There is no way their little truck could drag my loaded one over the rough ground, so they intend to drive my truck by starting it in gear. Except that if the clutch isn't depressed, the engine won't start, and the clutch is still broken. No problem for these guys. Little Andre the stunt man gets behind the wheel. Big Andre pulls a rubber covering off a bolt and holds a cresent wrench under the open hood. I am supposed to close the hood when the truck starts moving (after Andre removes all body parts) so Stunt Man can see where he's going. With a few chugs and a few shouts, my truck is on its way, lumbering through the potholes to Carla's house.

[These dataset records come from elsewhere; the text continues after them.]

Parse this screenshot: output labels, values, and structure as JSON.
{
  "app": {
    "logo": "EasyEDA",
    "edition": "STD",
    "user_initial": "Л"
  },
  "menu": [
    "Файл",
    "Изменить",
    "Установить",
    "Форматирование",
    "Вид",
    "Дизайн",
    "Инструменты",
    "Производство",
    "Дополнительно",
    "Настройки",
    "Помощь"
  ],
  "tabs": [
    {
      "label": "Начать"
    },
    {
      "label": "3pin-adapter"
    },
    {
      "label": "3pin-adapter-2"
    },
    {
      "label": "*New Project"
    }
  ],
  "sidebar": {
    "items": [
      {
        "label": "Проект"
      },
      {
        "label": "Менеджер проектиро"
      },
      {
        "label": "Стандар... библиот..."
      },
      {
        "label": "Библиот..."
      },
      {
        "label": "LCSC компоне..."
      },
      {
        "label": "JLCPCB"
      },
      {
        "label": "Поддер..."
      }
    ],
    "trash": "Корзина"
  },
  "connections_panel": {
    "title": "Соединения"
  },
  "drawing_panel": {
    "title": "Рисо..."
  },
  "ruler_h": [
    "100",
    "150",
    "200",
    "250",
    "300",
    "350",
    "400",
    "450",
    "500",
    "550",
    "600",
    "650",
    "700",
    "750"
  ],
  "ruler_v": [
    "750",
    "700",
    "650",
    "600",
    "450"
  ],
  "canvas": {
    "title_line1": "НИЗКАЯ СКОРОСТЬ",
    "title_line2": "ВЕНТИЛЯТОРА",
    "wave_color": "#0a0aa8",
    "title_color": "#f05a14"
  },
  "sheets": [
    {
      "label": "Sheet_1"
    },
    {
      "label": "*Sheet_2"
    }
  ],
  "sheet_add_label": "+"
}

I watch a colorful sunset over the mesa with silhouettes of vehicles gliding along Hwy 1 and stopping at the checkpoint. Somehow the experience of traveling feels very foreign to me right now, that on-the-road feeling I was expecting to live with for a few days. I am suddenly here, part of a community, and not part of a flow. Strangely, I don't feel anxious at all. Unplanned adventures can even be pleasant once one looses the expectation to stick to one's original plan.

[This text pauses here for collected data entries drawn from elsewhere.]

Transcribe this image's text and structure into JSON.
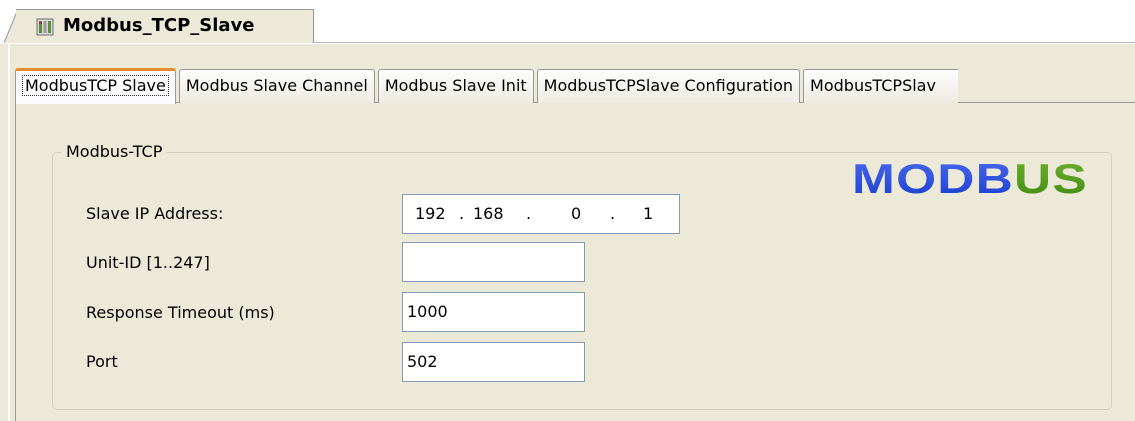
{
  "editor_tab": {
    "label": "Modbus_TCP_Slave",
    "icon": "device-icon"
  },
  "tabs": [
    {
      "label": "ModbusTCP Slave",
      "active": true
    },
    {
      "label": "Modbus Slave Channel",
      "active": false
    },
    {
      "label": "Modbus Slave Init",
      "active": false
    },
    {
      "label": "ModbusTCPSlave Configuration",
      "active": false
    },
    {
      "label": "ModbusTCPSlav",
      "active": false
    }
  ],
  "group": {
    "title": "Modbus-TCP"
  },
  "fields": {
    "slave_ip": {
      "label": "Slave IP Address:",
      "octets": [
        "192",
        "168",
        "0",
        "1"
      ],
      "separator": "."
    },
    "unit_id": {
      "label": "Unit-ID [1..247]",
      "value": ""
    },
    "response_timeout": {
      "label": "Response Timeout (ms)",
      "value": "1000"
    },
    "port": {
      "label": "Port",
      "value": "502"
    }
  },
  "logo": {
    "text": "MODBUS",
    "colors": {
      "blue": "#1a3ccf",
      "green": "#3f8a12"
    }
  },
  "colors": {
    "panel_background": "#ece9d8",
    "active_tab_accent": "#e68b2c",
    "input_border": "#7f9db9"
  }
}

I eat refried beans and quesadillas with Carla, greet the others as they come home from work, and crawl into my truck out front to read and sleep. The morning's sunrise is as spectacular as it is flat. Soon the sea fog threatens from the west, and a cold wind heralds its arrival. While waiting for Andre and Andre, I putter with the rod they created, and accidently assemble it into the truck. The clips are one-way, so once I stick it through the firewall and into the master cylinder, it's stuck. So I put it on the pedal mechanism, and find it's stuck there as well. Thankfully, I had stuck it in the right way.

Skinny Andre arrives animated with having thought about the clutch all night, wondering how to reassemble it and how to make the hose stick. I solved the first problem already, which he is happy about. He solves the second, and swears by it. "That will last, but fix the rod better when you cross over," he says, "because it may fall off the pedal."

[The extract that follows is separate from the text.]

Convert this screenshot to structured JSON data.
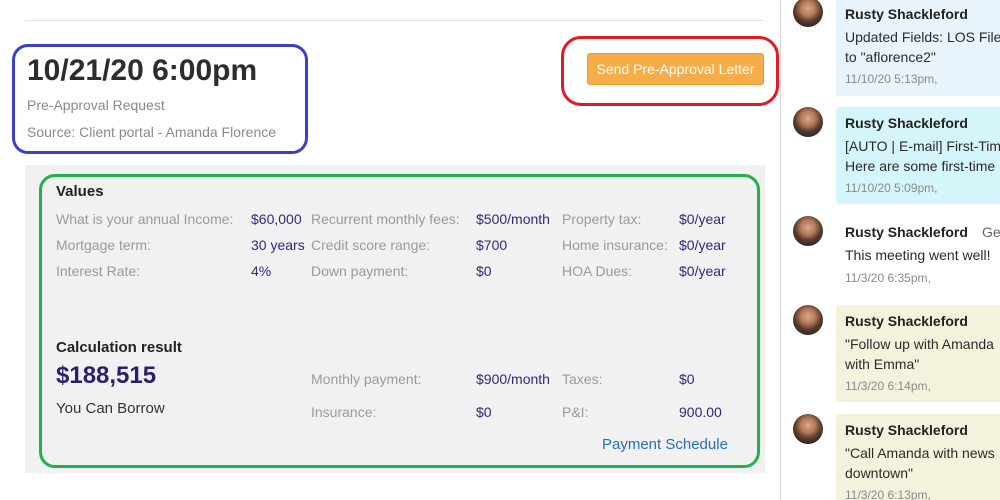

We still need to fix the wiring so I could start the truck, however. The sensor doesn't fit over the welded rod. Big Andre hot wires it again, and I ride while Skinny Andre drives my truck to the electricians. He chatters merrily all the way down the hill. I think he is relieved to have conquered the clutch. We could tell we were at the electricians by the red aluminium Tecate cans resting in gregarious piles in the corners of the yard. "He tips `em back," says Andre. In about 30 seconds, the electrician clips two wires, and the truck will start in gear, out of gear, or anytime you turn the key.

"How much?" I ask. Skinny Andre says, "A hundred for the electrician, and a hundred for each of us."
"Pesos?" I clarify.
So, after 19 hours of El Rosario mesa hospitality and about $30 of auto repair, I am on my way again.

Just so you don't think the saga ends here, the next chapter, were it to be written, would bring to life a night and morning, a few days later, in Eugene, OR where I wait in a nearby sports bar and a Salvation Army outlet while the entire clutch is replaced in a much less creative, more expensive manner. Now it should last for at least another five months!